Given the broad differential diagnosis and the historical rarity of locally acquired LGV in North America and Western Europe, diagnosis hinges upon a high index of suspicion and careful history taking. Physical examination may include anoscopy or referral for sigmoidoscopy. Gram stain of material from lesions is likely to show many polymorphonuclear cells, and no bacteria. The histology of lesions depends on stage: Early-stage lesions show inflammatory cell infiltrates and granulomata; intracellular chlamydial inclusions can be seen; stage II is characterized by granulomatous inflammation of lymphatics; late-stage disease is characterized by chronic inflammatory changes and fibrotic change.[9] Culture of superficial genital or rectal material may lead to the isolation of C trachomatis, although this would not distinguish LGV from other Chlamydia-related syndromes; however, the isolation of C trachomatis by culture from material aspirated from a bubo is strongly suggestive of LGV, even in the absence of further strain characterization. The most sensitive diagnostic approach for LGV involves use of nucleic acid amplification testing for C trachomatis followed by polymerase chain reaction (PCR) and sequence analysis (generally of the chlamydial ompA gene), which permits identification of the infecting serovar. Unfortunately, such identification must generally be performed by a public health reference laboratory. One major concern related to diagnosis of LGV relates to the fact that commercially available nucleic acid amplification testing is not approved for rectal and pharyngeal specimens in many jurisdictions. Serology is generally not recommended as a first-line diagnostic modality, due to lack of availability, cross-reactivity of different serovars, and lack of differentiation between current and past infection.

Antimicrobial Therapy and Control

First-line therapy for LGV is doxycycline, 100 mg twice daily for 21 days. Second-line therapy is with macrolides (erythromycin 500 mg 4 times a day) or sulfas (sulfamethoxazole/trimethoprim, 80/400 mg twice daily), again for 21 days. Case reports suggest that azithromycin may also be effective. Antimicrobial resistance is not a concern with LGV at this time. Although Dr. Stary did not discuss partner treatment during her talk, many public health agencies (such as the Public Health Agency of Canada) recommend that sex partners of individuals with LGV receive a single 1-g oral dose of azithromycin or doxycycline 100 mg twice daily for 7 days. Public health control measures may be complicated by the fact that LGV may not be classified as a notifiable infectious disease, separate from other "routine" chlamydial infections; this both impedes understanding of the epidemiology of the disease and makes aggressive case-finding and partner treatment difficult.

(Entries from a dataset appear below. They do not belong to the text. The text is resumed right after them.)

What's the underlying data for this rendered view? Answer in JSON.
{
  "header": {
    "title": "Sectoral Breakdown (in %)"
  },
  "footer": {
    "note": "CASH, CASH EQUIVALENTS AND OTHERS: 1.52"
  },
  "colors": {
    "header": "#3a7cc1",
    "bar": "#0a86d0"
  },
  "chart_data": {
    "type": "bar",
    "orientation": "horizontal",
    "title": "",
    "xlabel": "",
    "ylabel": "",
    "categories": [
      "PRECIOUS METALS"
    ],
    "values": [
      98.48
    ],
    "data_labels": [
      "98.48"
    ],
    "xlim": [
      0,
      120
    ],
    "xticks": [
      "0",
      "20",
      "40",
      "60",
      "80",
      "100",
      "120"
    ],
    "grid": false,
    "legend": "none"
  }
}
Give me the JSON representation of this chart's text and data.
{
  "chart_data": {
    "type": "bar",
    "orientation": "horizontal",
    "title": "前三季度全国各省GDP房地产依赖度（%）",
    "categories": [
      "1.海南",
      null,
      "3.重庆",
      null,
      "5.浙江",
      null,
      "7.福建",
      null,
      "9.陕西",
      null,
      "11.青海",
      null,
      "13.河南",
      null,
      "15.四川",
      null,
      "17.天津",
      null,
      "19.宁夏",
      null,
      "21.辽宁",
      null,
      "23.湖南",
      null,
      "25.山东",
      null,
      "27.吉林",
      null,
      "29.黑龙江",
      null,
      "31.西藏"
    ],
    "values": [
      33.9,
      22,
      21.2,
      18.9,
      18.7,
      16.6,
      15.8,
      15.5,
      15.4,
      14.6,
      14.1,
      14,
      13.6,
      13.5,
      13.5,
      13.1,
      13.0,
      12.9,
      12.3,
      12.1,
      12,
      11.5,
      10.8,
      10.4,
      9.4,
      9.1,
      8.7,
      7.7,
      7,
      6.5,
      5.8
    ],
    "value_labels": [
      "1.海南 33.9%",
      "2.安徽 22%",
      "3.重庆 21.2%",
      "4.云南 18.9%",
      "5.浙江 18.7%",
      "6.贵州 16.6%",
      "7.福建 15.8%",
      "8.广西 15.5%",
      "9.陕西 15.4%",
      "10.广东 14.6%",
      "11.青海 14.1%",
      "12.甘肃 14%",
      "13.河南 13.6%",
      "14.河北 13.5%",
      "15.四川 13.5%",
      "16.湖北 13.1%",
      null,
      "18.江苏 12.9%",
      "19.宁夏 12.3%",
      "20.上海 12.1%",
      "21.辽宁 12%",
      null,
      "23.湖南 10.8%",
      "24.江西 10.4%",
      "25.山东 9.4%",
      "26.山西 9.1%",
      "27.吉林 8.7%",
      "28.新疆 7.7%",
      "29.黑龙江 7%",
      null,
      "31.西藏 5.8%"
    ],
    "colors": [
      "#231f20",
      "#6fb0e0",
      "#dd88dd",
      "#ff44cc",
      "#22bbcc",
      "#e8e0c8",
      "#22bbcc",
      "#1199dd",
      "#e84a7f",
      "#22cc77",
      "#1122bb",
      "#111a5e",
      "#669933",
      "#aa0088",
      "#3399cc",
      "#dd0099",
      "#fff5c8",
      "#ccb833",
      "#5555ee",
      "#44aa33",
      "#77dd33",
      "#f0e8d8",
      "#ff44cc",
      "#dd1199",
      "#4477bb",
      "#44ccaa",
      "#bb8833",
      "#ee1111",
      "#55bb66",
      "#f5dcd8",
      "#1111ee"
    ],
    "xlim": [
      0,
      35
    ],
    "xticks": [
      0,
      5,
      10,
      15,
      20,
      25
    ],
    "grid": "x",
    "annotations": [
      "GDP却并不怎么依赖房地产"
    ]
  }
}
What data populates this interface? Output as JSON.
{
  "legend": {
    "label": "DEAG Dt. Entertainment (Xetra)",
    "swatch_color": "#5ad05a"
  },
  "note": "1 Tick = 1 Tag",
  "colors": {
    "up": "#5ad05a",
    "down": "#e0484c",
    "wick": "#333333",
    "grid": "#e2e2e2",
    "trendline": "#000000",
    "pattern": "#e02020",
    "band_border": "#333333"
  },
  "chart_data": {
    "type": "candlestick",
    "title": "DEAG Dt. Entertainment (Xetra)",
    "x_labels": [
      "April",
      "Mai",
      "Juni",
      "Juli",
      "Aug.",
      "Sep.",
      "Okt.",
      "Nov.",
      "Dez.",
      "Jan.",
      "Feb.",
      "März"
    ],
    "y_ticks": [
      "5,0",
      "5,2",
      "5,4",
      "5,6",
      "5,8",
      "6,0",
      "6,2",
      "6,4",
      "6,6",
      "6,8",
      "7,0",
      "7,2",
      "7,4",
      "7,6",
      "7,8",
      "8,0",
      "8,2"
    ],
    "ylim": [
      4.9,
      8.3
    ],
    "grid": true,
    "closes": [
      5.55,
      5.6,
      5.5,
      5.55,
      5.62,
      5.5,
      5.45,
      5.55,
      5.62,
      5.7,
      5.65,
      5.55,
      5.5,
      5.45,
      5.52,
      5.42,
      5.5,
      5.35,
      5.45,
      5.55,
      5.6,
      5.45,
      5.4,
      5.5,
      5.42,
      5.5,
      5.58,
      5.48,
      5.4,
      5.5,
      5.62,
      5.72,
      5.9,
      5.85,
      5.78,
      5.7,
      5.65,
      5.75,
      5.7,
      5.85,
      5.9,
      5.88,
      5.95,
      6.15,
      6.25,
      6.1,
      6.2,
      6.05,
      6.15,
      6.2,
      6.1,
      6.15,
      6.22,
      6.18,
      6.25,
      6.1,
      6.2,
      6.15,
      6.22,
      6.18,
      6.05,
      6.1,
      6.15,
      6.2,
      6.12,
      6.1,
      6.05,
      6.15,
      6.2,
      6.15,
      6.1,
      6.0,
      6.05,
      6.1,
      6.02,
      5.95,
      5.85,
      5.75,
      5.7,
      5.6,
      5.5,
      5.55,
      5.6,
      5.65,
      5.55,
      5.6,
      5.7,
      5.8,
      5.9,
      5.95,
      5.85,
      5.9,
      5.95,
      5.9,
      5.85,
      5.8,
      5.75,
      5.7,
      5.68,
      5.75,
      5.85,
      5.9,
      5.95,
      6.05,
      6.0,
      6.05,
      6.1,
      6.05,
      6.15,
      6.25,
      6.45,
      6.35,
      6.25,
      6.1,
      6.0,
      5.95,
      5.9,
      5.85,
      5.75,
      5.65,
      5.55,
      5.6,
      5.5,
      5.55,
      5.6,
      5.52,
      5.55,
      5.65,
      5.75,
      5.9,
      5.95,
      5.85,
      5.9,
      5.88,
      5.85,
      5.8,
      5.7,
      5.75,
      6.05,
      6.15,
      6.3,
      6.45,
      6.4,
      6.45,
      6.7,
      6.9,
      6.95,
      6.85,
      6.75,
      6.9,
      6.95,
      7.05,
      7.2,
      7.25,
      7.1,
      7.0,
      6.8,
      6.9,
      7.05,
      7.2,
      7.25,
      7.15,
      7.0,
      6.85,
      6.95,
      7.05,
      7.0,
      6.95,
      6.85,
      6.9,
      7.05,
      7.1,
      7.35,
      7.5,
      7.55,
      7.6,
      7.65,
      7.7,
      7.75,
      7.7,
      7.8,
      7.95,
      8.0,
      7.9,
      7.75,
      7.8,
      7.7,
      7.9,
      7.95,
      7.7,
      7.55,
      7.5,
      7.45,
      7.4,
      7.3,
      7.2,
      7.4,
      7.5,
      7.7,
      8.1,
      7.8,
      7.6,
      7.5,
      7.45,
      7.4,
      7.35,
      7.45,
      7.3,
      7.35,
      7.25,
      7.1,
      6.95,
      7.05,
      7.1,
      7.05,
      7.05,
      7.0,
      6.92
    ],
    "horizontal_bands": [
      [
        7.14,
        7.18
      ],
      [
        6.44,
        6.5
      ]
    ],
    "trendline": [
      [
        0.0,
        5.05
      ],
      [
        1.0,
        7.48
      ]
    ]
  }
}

In summary, LGV resurgence in North America and Western Europe provides important lessons about the potential rapid reemergence of "controlled" STIs, particularly in populations and groups with high rates of sex partner acquisition and change. The serious, long-term morbidity associated with this infection, combined with its impact on enhanced HIV transmission and acquisition, highlight the public health importance of LGV control. LGV should be an important diagnostic consideration in individuals with signs and symptoms of proctitis, particularly if the individual in question is a man with a history of sex with other men, and consequently sensitive and accurate history taking is of the utmost importance for diagnosis. In such a scenario, performance of diagnostic proctoscopy or sigmoidoscopy, with material collected for chlamydial diagnostic studies, should be strongly considered.